Working in teams, students go through the marketing research process with their client over the course of the semester.

Through conversations with the client, they will discover where the client wants to focus and unveil the problem statement that client wants answered at the conclusion of the partnership. Students develop a project description and share that with the client to ensure everyone is on the same page, Robinson said.

From there, students create a discussion guide and conduct qualitative interviews. These might be focus groups or one-on-one interviews.

Since market research focuses on both qualitative and quantitative research, students then progress to quantitative research, putting together a survey from their initial qualitative research, Robinson said. Throughout the process, Robinson serves as a coach and mentor to students.

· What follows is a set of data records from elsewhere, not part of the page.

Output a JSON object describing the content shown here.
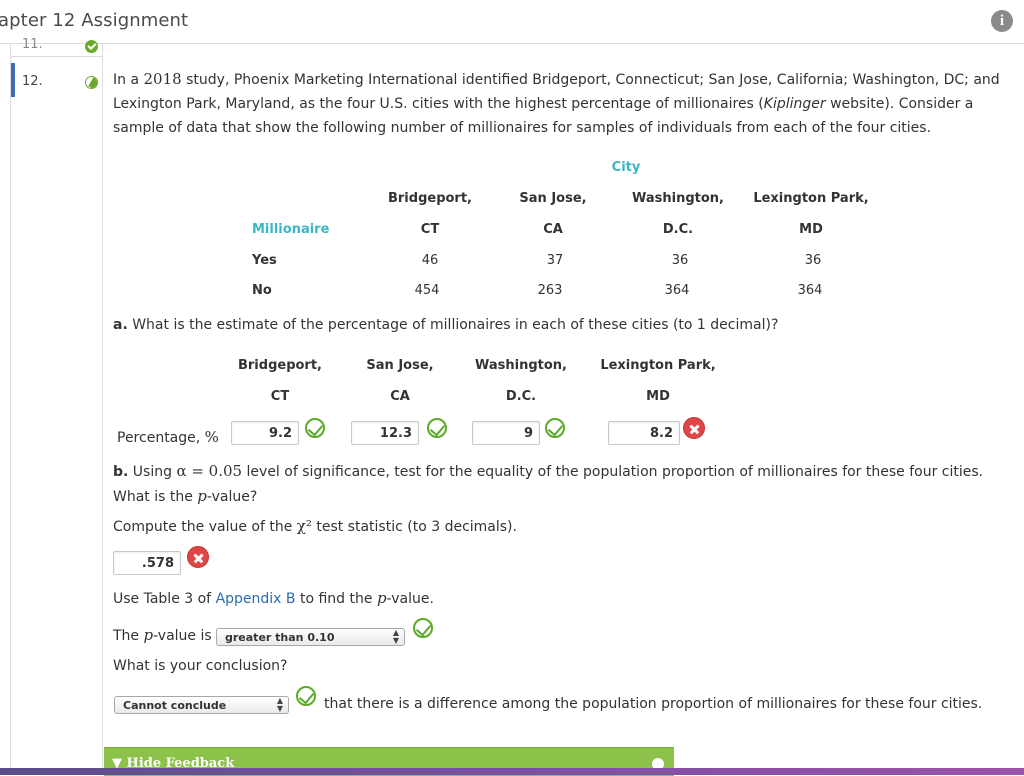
{
  "header": {
    "title": "apter 12 Assignment",
    "info_icon": "info-icon"
  },
  "questions_nav": [
    {
      "number": "11.",
      "status": "correct"
    },
    {
      "number": "12.",
      "status": "partial"
    }
  ],
  "question": {
    "intro_pre": "In a ",
    "intro_year": "2018",
    "intro_mid": " study, Phoenix Marketing International identified Bridgeport, Connecticut; San Jose, California; Washington, DC; and Lexington Park, Maryland, as the four U.S. cities with the highest percentage of millionaires (",
    "intro_italic": "Kiplinger",
    "intro_post": " website). Consider a sample of data that show the following number of millionaires for samples of individuals from each of the four cities.",
    "table": {
      "group_header": "City",
      "row_header": "Millionaire",
      "columns": [
        {
          "line1": "Bridgeport,",
          "line2": "CT"
        },
        {
          "line1": "San Jose,",
          "line2": "CA"
        },
        {
          "line1": "Washington,",
          "line2": "D.C."
        },
        {
          "line1": "Lexington Park,",
          "line2": "MD"
        }
      ],
      "rows": [
        {
          "label": "Yes",
          "values": [
            "46",
            "37",
            "36",
            "36"
          ]
        },
        {
          "label": "No",
          "values": [
            "454",
            "263",
            "364",
            "364"
          ]
        }
      ]
    },
    "part_a": {
      "label": "a.",
      "text": " What is the estimate of the percentage of millionaires in each of these cities (to 1 decimal)?",
      "columns": [
        {
          "line1": "Bridgeport,",
          "line2": "CT"
        },
        {
          "line1": "San Jose,",
          "line2": "CA"
        },
        {
          "line1": "Washington,",
          "line2": "D.C."
        },
        {
          "line1": "Lexington Park,",
          "line2": "MD"
        }
      ],
      "row_label": "Percentage, ",
      "row_label_symbol": "%",
      "answers": [
        {
          "value": "9.2",
          "status": "correct"
        },
        {
          "value": "12.3",
          "status": "correct"
        },
        {
          "value": "9",
          "status": "correct"
        },
        {
          "value": "8.2",
          "status": "incorrect"
        }
      ]
    },
    "part_b": {
      "label": "b.",
      "text_pre": " Using ",
      "alpha": "α = 0.05",
      "text_post": " level of significance, test for the equality of the population proportion of millionaires for these four cities. What is the ",
      "p": "p",
      "text_end": "-value?",
      "chi_prompt_pre": "Compute the value of the ",
      "chi_symbol": "χ²",
      "chi_prompt_post": " test statistic (to 3 decimals).",
      "chi_answer": {
        "value": ".578",
        "status": "incorrect"
      },
      "table_prompt_pre": "Use Table 3 of ",
      "table_prompt_link": "Appendix B",
      "table_prompt_mid": " to find the ",
      "table_prompt_p": "p",
      "table_prompt_post": "-value.",
      "pvalue_label_pre": "The ",
      "pvalue_label_p": "p",
      "pvalue_label_post": "-value is",
      "pvalue_select": {
        "value": "greater than 0.10",
        "status": "correct"
      },
      "conclusion_prompt": "What is your conclusion?",
      "conclusion_select": {
        "value": "Cannot conclude",
        "status": "correct"
      },
      "conclusion_text": "that there is a difference among the population proportion of millionaires for these four cities."
    },
    "feedback": {
      "label": "Hide Feedback"
    }
  }
}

“It’s an iterative process,” Robinson said. “They’ll turn materials in to me, I provide feedback, and then they share the final product with the client.”

Following data collection, students use techniques they’ve learned in class to analyze the data and then put together a final report to take to their client.

In the end, Robinson said the real-world client experience is crucial for student learning. Using a hypothetical client in the classroom wouldn’t yield the same results.

“Having a real client perspective is crucial,” Robinson said. “It creates a more powerful learning experience.”

Riddick worked with a natural food company during her time as a student.

“We learned how to ask appropriate marketing research questions that would prompt the potential client to give us information that would assist the company with their marketing endeavors,” she said.

Coaching from Robinson helped Riddick and her group throughout the process. They’d often present to Robinson and the class prior to presenting to the client.

“She helped us throughout the process, making sure the questions were thought-provoking and helping us understand the best way to ask the questions and to interpret the data without bias, which was really important,” Riddick said.

Benefits to the client

Today, Riddick works full time in an e-commerce leadership role, but also has a small business on the side, Naturally Chic Gifts, which creates curated gift boxes for a variety of occasions.

It’s that business that’s now a client of Robinson’s current students. Working with students, Riddick’s goal is to understand which consumers to target. While she’s traditionally focused on wedding and baby gifts, she said she’s working to expand into other areas, such as corporate gift giving.

“I’m trying to understand if that makes sense, and that’s what students have helped me with,” Riddick said.

Students have already interviewed focus groups of employees at larger companies, and are working to build an understanding of what those companies might be looking for, pricing expectations and potential content for those gift boxes.

As the semester progresses, Riddick has only good things to say about the students she’s worked with.

“The questions they’ve asked through email and the synopsis they’ve built based on what the focus is supposed to be is really on-point,” she said.

Already she’s looking forward to the December presentation by students, recalling how important that was in her own student experience.

“Presenting in front of a real client is imperative to the real-world experience and how that actually works,” she said.

As a small business owner, Riddick said every dollar spent is critical to the success of the company. She said she’s enjoyed seeing the materials students put together without the bias she might have if she did the research herself as the business owner.

“Some of the findings will confirm what I’m already thinking, and some will stop me and say, maybe I won’t invest money in an avenue I was planning on going down,” Riddick said.